Paris. Quand elle était petite, Marie Havel (née en 1990) adorait faire des maquettes. Mais c’est par le dessin, son autre passion, qu’elle a gagné une récente reconnaissance, au travers notamment de sa première exposition personnelle dans cette même H Gallery en janvier 2017 et grâce à l’obtention, dans la foulée, du premier prix de dessin du salon DDessin, en 2017 également. De la même série intitulée « Jumanji » – du nom du film de Joe Johnston avec Robin William – deux splendides dessins au graphite sur papier (mais datés eux de 2018) sont ici présentés dans ce deuxième solo show titré « Un peu de soleil dans l’eau froide », en référence à Françoise Sagan. On retrouve dans leur composition le thème du jeu, qui domine le film précité, sous l’angle ici de la construction-déconstruction (à l’exemple de l’évocation de pièces de Meccano ou de Lego) qui charpente le travail de Marie Havel. « En anglais, on dit Bild and smash games ou Make and break games, alors qu’en français on dit seulement jeux de construction. On oublie de dire que le jeu ne peut se refaire qu’à la condition qu’il soit détruit auparavant », dit-elle.

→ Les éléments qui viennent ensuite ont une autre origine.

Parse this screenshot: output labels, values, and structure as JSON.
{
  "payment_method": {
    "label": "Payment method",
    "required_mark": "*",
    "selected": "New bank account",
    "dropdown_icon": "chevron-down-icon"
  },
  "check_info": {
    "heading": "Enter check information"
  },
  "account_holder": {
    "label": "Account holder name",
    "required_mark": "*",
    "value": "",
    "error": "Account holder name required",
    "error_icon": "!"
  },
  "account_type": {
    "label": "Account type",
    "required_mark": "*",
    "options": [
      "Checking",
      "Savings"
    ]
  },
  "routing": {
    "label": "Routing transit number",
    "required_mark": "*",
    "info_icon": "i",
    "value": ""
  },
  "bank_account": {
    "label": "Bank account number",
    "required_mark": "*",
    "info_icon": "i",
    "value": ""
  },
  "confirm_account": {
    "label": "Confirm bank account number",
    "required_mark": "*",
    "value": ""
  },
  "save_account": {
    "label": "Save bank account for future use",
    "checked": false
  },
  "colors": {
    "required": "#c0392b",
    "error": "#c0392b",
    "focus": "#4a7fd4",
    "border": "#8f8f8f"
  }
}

C’est également de bâti dont il est question dans sa nouvelle série intitulée « Le Ravin du Loup », du nom d’un site de triste mémoire, près duquel elle a passé, sans le savoir, la plus grande partie de sa vie (avant de partir à Montpellier où elle a fait les Beaux-Arts de 2001 à 2016 et où elle vit encore aujourd’hui). Le lieu, près de Villers-Cotterêts dans l’Aisne, était en effet une très importante base de télécommunication allemande, l’un des quartiers généraux d’Hitler, pendant la Seconde Guerre mondiale. Recouverts de végétation, les bunkers étaient camouflés et le ravin, devenu par la suite centre d’entraînement militaire français, restera caché et secret jusqu’en 2012.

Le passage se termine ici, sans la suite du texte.